Getting to and fro now requires planning.  Normally I'm very organised about leaving the house at a reasonable time to make it to the destination early, but the last week has been a complete shambles in that direction.

It still takes twenty minutes to get to the nearest freeway -- exactly the same time as it did in South Yarra, but covering roughly twice the distance.

Camping out of boxes is exhausting.  At the age of 12 it's an adventure, but twenty years later it gets very boring very quickly.

Mastering a new kitchen is a tedious process.  Once I've got the five essential base recipes working again I'll be able to go a little more experimental.  On the upside, there's a dishwasher (yay!).

Not having upstairs neighbours is....quiet.  It's surprising how you get used to hearing people walking around on the floor above.

Finding a decent local coffee shop will be a major project.  There is definitely a market opening for an interesting cafe to the north of Preston.

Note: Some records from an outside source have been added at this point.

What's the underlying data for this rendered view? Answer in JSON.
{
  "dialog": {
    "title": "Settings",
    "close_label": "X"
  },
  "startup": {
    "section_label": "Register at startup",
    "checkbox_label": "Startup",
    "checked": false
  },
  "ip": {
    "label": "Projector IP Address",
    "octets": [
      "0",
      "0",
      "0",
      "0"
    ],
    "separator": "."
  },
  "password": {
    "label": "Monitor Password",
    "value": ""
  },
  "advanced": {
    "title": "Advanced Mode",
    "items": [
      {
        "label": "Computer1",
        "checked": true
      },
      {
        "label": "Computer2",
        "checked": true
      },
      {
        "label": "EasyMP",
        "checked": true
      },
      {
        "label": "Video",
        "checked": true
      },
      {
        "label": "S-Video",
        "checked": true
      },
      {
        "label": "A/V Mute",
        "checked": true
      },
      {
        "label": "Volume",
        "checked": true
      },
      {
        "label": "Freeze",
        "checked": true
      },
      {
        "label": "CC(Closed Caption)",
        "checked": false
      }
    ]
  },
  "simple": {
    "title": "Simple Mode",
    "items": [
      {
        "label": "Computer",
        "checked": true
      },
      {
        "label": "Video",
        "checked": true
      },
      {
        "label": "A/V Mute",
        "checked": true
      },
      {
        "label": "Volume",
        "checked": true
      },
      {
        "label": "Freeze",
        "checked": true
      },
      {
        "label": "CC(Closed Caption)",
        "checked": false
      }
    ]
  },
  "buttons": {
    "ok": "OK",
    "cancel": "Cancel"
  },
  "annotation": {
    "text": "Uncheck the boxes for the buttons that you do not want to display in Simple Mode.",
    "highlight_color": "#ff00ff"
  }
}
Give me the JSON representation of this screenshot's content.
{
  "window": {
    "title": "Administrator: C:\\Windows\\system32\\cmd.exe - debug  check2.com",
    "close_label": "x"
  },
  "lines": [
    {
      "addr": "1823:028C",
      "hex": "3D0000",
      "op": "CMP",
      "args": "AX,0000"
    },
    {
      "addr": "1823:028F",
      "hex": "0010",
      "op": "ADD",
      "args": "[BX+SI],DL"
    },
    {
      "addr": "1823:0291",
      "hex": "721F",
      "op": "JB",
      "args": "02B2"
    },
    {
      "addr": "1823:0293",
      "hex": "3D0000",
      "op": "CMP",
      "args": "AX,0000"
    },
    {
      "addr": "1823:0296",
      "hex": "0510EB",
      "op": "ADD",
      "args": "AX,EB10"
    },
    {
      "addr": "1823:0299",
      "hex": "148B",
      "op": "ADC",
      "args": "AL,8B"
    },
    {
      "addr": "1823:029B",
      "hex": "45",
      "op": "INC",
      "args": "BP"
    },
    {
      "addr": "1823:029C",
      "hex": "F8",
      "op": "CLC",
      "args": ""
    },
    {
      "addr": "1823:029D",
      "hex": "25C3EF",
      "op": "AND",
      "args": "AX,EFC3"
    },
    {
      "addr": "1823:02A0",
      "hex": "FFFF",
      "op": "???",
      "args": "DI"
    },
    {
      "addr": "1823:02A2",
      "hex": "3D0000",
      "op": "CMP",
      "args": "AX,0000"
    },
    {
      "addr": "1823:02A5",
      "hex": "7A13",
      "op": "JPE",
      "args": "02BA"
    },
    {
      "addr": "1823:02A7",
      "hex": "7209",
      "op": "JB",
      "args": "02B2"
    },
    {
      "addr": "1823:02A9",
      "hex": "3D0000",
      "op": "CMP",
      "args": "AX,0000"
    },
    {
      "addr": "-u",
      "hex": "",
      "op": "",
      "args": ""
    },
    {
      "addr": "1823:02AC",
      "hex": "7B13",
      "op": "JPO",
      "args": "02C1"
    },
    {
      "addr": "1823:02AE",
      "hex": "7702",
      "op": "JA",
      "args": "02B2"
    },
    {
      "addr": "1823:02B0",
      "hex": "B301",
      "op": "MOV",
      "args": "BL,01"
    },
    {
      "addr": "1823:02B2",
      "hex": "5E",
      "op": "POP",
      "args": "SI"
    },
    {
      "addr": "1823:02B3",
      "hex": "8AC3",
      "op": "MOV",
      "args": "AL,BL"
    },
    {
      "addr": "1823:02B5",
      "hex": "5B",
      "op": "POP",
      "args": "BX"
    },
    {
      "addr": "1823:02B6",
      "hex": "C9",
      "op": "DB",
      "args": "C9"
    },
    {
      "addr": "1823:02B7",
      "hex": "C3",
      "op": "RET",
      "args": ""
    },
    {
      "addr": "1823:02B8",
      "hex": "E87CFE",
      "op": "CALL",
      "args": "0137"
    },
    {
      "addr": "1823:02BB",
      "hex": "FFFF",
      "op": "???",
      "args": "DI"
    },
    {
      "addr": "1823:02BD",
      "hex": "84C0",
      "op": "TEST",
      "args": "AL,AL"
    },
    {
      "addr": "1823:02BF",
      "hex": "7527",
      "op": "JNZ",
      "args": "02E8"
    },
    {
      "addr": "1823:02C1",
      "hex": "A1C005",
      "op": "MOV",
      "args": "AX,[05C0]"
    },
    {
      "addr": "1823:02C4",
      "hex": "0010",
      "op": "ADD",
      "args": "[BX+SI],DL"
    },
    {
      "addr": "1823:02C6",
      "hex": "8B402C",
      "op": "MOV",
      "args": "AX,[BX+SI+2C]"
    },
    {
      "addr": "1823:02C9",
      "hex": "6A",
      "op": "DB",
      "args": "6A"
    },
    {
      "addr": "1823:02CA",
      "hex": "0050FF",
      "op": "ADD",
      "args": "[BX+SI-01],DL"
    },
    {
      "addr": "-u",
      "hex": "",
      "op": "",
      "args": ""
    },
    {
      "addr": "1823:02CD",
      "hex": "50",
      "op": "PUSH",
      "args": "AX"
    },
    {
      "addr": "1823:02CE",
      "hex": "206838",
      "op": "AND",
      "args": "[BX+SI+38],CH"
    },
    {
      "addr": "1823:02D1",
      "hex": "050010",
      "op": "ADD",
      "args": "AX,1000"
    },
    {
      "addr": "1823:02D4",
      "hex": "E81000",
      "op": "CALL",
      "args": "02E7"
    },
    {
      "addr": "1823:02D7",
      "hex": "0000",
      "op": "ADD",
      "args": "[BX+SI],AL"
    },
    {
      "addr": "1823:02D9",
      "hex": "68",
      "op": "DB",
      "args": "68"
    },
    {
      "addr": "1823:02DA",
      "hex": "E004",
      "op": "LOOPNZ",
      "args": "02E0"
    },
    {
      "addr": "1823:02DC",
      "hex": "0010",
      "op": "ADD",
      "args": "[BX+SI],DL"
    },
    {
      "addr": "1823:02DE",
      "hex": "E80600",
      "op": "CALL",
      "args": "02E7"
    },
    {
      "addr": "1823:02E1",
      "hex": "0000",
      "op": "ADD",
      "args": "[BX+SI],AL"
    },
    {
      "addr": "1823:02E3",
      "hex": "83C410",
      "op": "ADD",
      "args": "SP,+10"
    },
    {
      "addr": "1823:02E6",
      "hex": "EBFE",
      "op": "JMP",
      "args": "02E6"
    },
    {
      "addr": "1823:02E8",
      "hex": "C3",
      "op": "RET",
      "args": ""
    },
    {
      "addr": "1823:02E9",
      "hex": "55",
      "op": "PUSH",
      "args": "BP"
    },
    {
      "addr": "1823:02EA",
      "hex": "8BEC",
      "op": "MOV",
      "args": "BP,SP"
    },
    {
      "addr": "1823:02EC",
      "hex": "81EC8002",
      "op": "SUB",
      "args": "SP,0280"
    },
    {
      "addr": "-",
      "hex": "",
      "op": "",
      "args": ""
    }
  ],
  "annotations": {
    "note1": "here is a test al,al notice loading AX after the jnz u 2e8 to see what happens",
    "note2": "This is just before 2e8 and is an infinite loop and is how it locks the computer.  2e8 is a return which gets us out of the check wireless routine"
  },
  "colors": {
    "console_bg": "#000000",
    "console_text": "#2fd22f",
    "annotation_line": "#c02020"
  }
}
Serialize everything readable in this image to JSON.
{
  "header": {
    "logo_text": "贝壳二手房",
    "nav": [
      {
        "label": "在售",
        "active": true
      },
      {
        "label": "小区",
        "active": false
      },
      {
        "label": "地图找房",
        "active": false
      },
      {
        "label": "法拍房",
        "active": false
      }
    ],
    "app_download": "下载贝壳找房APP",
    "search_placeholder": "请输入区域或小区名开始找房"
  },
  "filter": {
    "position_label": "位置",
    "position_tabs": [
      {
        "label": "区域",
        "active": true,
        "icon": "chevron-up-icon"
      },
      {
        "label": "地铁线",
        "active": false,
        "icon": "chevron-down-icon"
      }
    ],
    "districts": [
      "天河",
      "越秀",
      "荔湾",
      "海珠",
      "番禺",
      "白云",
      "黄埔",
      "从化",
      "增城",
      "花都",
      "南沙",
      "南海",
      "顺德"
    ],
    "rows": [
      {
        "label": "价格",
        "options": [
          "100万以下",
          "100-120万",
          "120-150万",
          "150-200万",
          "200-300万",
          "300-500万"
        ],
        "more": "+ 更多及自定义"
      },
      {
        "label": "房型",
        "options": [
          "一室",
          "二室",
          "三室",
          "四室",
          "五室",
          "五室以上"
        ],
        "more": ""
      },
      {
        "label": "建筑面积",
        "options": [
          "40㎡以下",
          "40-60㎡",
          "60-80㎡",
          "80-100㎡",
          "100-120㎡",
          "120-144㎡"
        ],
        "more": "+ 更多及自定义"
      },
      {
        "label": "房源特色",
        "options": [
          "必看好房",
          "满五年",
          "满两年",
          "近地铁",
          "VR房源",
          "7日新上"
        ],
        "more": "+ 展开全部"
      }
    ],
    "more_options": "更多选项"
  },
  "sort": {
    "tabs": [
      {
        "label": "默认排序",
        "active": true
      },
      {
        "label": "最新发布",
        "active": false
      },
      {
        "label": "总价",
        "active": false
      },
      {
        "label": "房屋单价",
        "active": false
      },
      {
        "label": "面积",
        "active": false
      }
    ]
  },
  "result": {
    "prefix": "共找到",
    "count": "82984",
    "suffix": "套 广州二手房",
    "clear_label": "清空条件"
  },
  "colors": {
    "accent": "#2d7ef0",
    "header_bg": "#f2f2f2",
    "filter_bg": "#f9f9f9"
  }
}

Tomorrow I have a morning free, and the sky promises to be clear.  Perhaps I'll get the bike out and start figuring out how to get to work.

06 September 2011

Music for Sunday 11 September 2011

This has been an unusually difficult week for which to choose hymns, given that the tenth anniversary of the attacks on the World Trade Centre in New York fall on the day.  Providentially, the priest at Jika Jika has decided to keep the Exaltation of the Holy Cross this week, which provides a few themes to move along.  There are a number of other initiatives around for the anniversary, including a page of resources on Text Week and Awareness Sunday publishes a variety of materials for liturgical use.

Readings for this week can be found here, following the Roman options, and the psalm will be sung to this setting.

The service setting will be Philip Matthias's Christ Church Mass, with a Taize setting replacing the Gloria at All Saints.

Hymns are as follows:

Introit: Lift high the Cross [351]
Sequence: In the cross of Christ I glory [349]
Offertory: God, we've known such grief and anger [tune: Cross of Jesus, 136]
Communion: And now, O Father, mindful of the love [519]

05 September 2011

A song for Julia Gillard

Why the current government allowed itself to be shanghied by the opposition's humanly and intellectually incoherent stance on refugees arriving by boat is a question that defies all explanation.  The finding from the High Court last week simply underlines the arid worldview that has led the Prime Minister to defy even her own party's policy platform, which clearly favors onshore administration of asylum claims.

So far, the best moment in the rather breathless slather of press coverage was Tony Abbott offering to help the government legislate the Opposition's policy into place.  If you ever needed proof that the Liberals are being led by a complete stranger to the world of reality (as commonly accepted), there you have it.  Attempting to enact party policy in a permanent way when out of government is quite bold, even if the government has ended up capitulating to it anyway.

It's all a bit baffling, like the plot of an opera buffa or a court maske.  Which leads me to a musical free association that occurred to me while walking down the street today.

Nobody knows precisely why Dido fades out in Purcell's magnificent opera, although she does it with undeniable style.  In the modern setting, she'd probably find another boy to get infatuated with and carry on carrying on while carping about the iniquities of the male race.  Or, maybe, as a head of government (Queen of Carthage, after all!) she'd work on social policy and get hefty on border protection while wafting rhetorical nothings about people who set their alarm clocks in order to be up and ready for work three hours before they go to bed.